NIH Data Management and Sharing Policy
Effective January 25, 2023

Effective January 25, 2023, the NIH Data Management and Sharing (DMS) Policy applies to all research that meets these criteria:

  • Is funded or conducted in whole or in part by NIH
  • Results in the generation of scientific data

Previously, the NIH only required grants with $500,000 per year or more in direct costs to provide a brief explanation of how and when data resulting from the grant would be shared.

Beginning January 25, 2023ALL grant applications or renewals that generate Scientific Data must include a robust and detailed plan for managing and sharing data during the entire funded period. This includes information on data storage, access policies/procedures, preservation, metadata standards, distribution approaches, and more. You must provide this information in a data management and sharing plan (DMSP). The DMSP is similar to what other funders call a data management plan (DMP).

Policy Requirements:

Applicants will be required to submit a two-page data management and sharing plan and to comply with that plan.

  1. Submission of an official Data Management and Sharing (DMS) Plan as part of all applications for funding beginning January 25, 2023.
  2. Compliance with the DMS Plan approved by the funding NIH Institute, Center, or Office. The approved plan becomes a part of the terms and conditions of the grantCompliance will be monitored at regular reporting intervals by the funding NIH Institute, Center or Office and may factor into future funding decisions.

 

What Data Should Be Shared?

What is Scientific Data?

The NIH defines scientific data as: ​​​​​​data commonly accepted in the scientific community as of sufficient quality to validate and replicate research findings, regardless of whether the data are used to support scholarly publications.

Under the 2023 DMS policy, researchers are expected to share:

  • Adequate data to validate and replicate study findings
  • Data resulting from the study but not necessarily supporting a publication
  • Null findings that do not result in publication

The policy does not require researchers to share data per se but expects them to maximize their data sharing.

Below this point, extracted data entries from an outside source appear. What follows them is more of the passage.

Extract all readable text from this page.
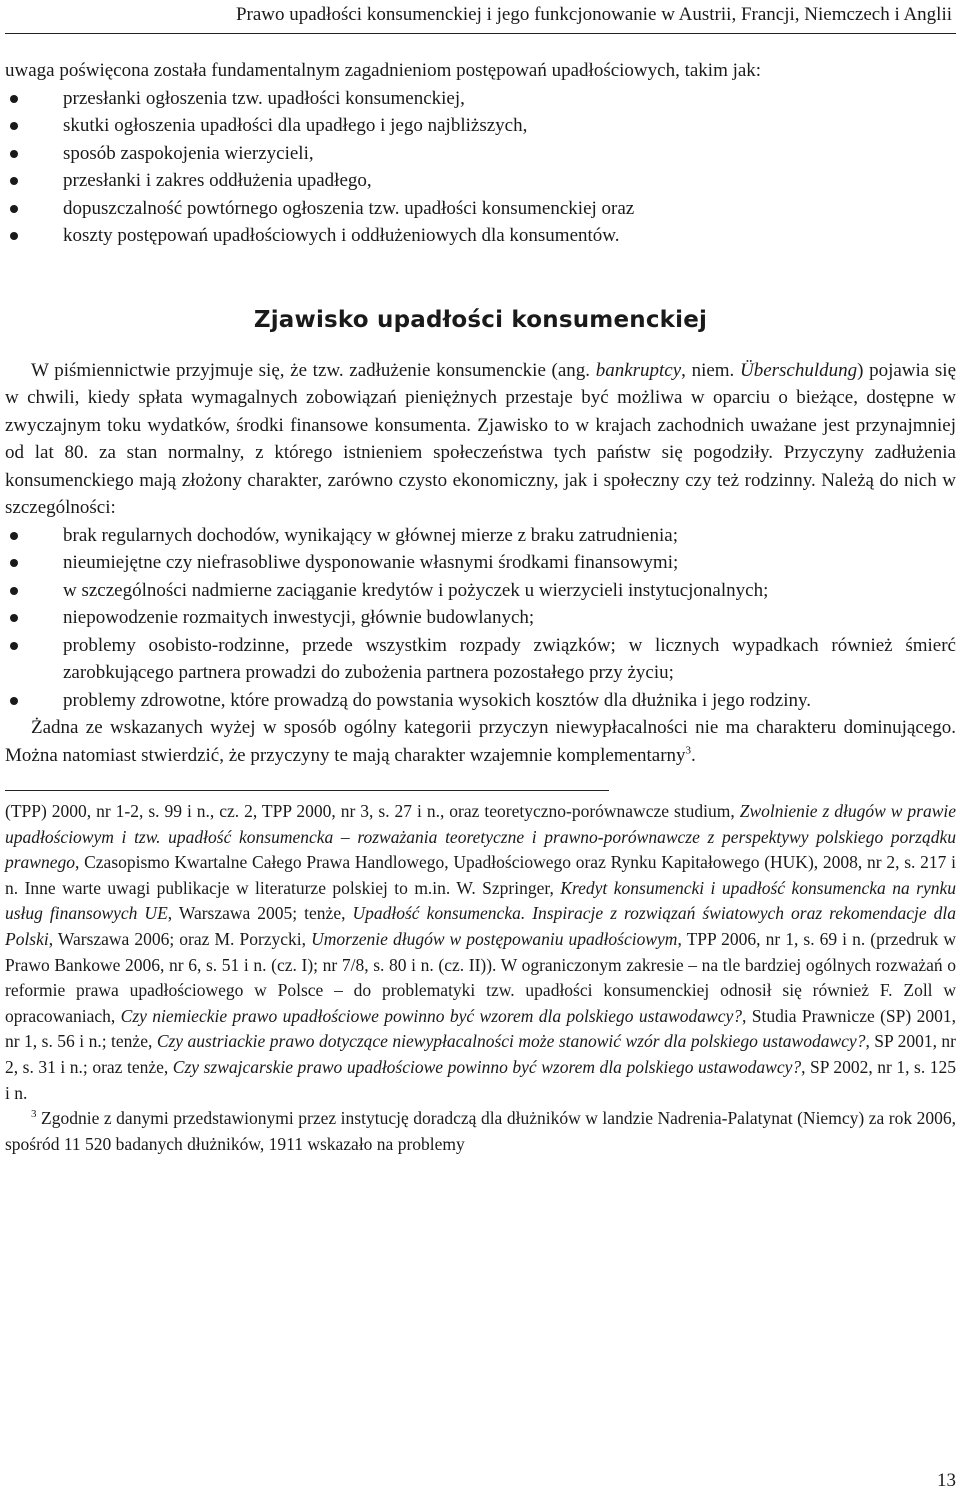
Prawo upadłości konsumenckiej i jego funkcjonowanie w Austrii, Francji, Niemczech i Anglii

uwaga poświęcona została fundamentalnym zagadnieniom postępowań upadłościowych, takim jak:

przesłanki ogłoszenia tzw. upadłości konsumenckiej,
skutki ogłoszenia upadłości dla upadłego i jego najbliższych,
sposób zaspokojenia wierzycieli,
przesłanki i zakres oddłużenia upadłego,
dopuszczalność powtórnego ogłoszenia tzw. upadłości konsumenckiej oraz
koszty postępowań upadłościowych i oddłużeniowych dla konsumentów.
Zjawisko upadłości konsumenckiej

W piśmiennictwie przyjmuje się, że tzw. zadłużenie konsumenckie (ang. bankruptcy, niem. Überschuldung) pojawia się w chwili, kiedy spłata wymagalnych zobowiązań pieniężnych przestaje być możliwa w oparciu o bieżące, dostępne w zwyczajnym toku wydatków, środki finansowe konsumenta. Zjawisko to w krajach zachodnich uważane jest przynajmniej od lat 80. za stan normalny, z którego istnieniem społeczeństwa tych państw się pogodziły. Przyczyny zadłużenia konsumenckiego mają złożony charakter, zarówno czysto ekonomiczny, jak i społeczny czy też rodzinny. Należą do nich w szczególności:

brak regularnych dochodów, wynikający w głównej mierze z braku zatrudnienia;
nieumiejętne czy niefrasobliwe dysponowanie własnymi środkami finansowymi;
w szczególności nadmierne zaciąganie kredytów i pożyczek u wierzycieli instytucjonalnych;
niepowodzenie rozmaitych inwestycji, głównie budowlanych;
problemy osobisto-rodzinne, przede wszystkim rozpady związków; w licznych wypadkach również śmierć zarobkującego partnera prowadzi do zubożenia partnera pozostałego przy życiu;
problemy zdrowotne, które prowadzą do powstania wysokich kosztów dla dłużnika i jego rodziny.

Żadna ze wskazanych wyżej w sposób ogólny kategorii przyczyn niewypłacalności nie ma charakteru dominującego. Można natomiast stwierdzić, że przyczyny te mają charakter wzajemnie komplementarny$^3$.

(TPP) 2000, nr 1-2, s. 99 i n., cz. 2, TPP 2000, nr 3, s. 27 i n., oraz teoretyczno-porównawcze studium, Zwolnienie z długów w prawie upadłościowym i tzw. upadłość konsumencka – rozważania teoretyczne i prawno-porównawcze z perspektywy polskiego porządku prawnego, Czasopismo Kwartalne Całego Prawa Handlowego, Upadłościowego oraz Rynku Kapitałowego (HUK), 2008, nr 2, s. 217 i n. Inne warte uwagi publikacje w literaturze polskiej to m.in. W. Szpringer, Kredyt konsumencki i upadłość konsumencka na rynku usług finansowych UE, Warszawa 2005; tenże, Upadłość konsumencka. Inspiracje z rozwiązań światowych oraz rekomendacje dla Polski, Warszawa 2006; oraz M. Porzycki, Umorzenie długów w postępowaniu upadłościowym, TPP 2006, nr 1, s. 69 i n. (przedruk w Prawo Bankowe 2006, nr 6, s. 51 i n. (cz. I); nr 7/8, s. 80 i n. (cz. II)). W ograniczonym zakresie – na tle bardziej ogólnych rozważań o reformie prawa upadłościowego w Polsce – do problematyki tzw. upadłości konsumenckiej odnosił się również F. Zoll w opracowaniach, Czy niemieckie prawo upadłościowe powinno być wzorem dla polskiego ustawodawcy?, Studia Prawnicze (SP) 2001, nr 1, s. 56 i n.; tenże, Czy austriackie prawo dotyczące niewypłacalności może stanowić wzór dla polskiego ustawodawcy?, SP 2001, nr 2, s. 31 i n.; oraz tenże, Czy szwajcarskie prawo upadłościowe powinno być wzorem dla polskiego ustawodawcy?, SP 2002, nr 1, s. 125 i n.

$^3$ Zgodnie z danymi przedstawionymi przez instytucję doradczą dla dłużników w landzie Nadrenia-Palatynat (Niemcy) za rok 2006, spośród 11 520 badanych dłużników, 1911 wskazało na problemy

13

Justifiable ethical, legal, and technical factors for limiting sharing include:

  • Informed consent will not permit or limits the scope of sharing or use
  • Privacy or safety of research participants would be compromised and available protections are insufficient
  • Explicit federal, state, local, or Tribal law, regulation, or policy prohibits disclosure
  • Restrictions are imposed by existing or anticipated agreements with other parties

What does not need to be shared?

Scientific data does not include:

  • Laboratory notebooks
  • Preliminary analyses
  • Completed case report forms
  • Drafts of scientific papers
  • Plans for future research
  • Peer reviews
  • Communications with colleagues
  • Physical objects such as laboratory specimens

Elements of an NIH Data Management Plan

If you plan to generate scientific data, you must submit a Data Management and Sharing Plan to the funding NIH ICO as part of the Budget Justification section of your application for extramural awards. 

Your plan should be two pages or fewer and must include:

Data Type: Briefly describe the scientific data to be managed, preserved, and shared.

Related Tools, Software and/or Code: An indication of whether specialized tools are needed to access or manipulate shared scientific data to support replication or reuse, and name(s) of the needed tool(s) and software. If applicable, specify how needed tools can be accessed, (e.g., open source and freely available, generally available for a fee in the marketplace, available only from the research team) and, if known, whether such tools are likely to remain available for as long as the scientific data remain available.

Standards: An indication of what standards will be applied to the scientific data and associated metadata (i.e., data formats, data dictionaries, data identifiers, definitions, unique identifiers, and other data documentation). While many scientific fields have developed and adopted common data standards, others have not. In such cases, the Plan may indicate that no consensus data standards exist for the scientific data and metadata to be generated, preserved, and shared.

Data Preservation, Access, and Associated Timelines: Plans and timelines for data preservation and access, including: the name of the repository(ies) where scientific data and metadata arising from the project will be archived, how the scientific data will be findable and identifiable, when the scientific data will be made available to other users (i.e., the larger research community, institutions, and/or the broader public) and for how long. 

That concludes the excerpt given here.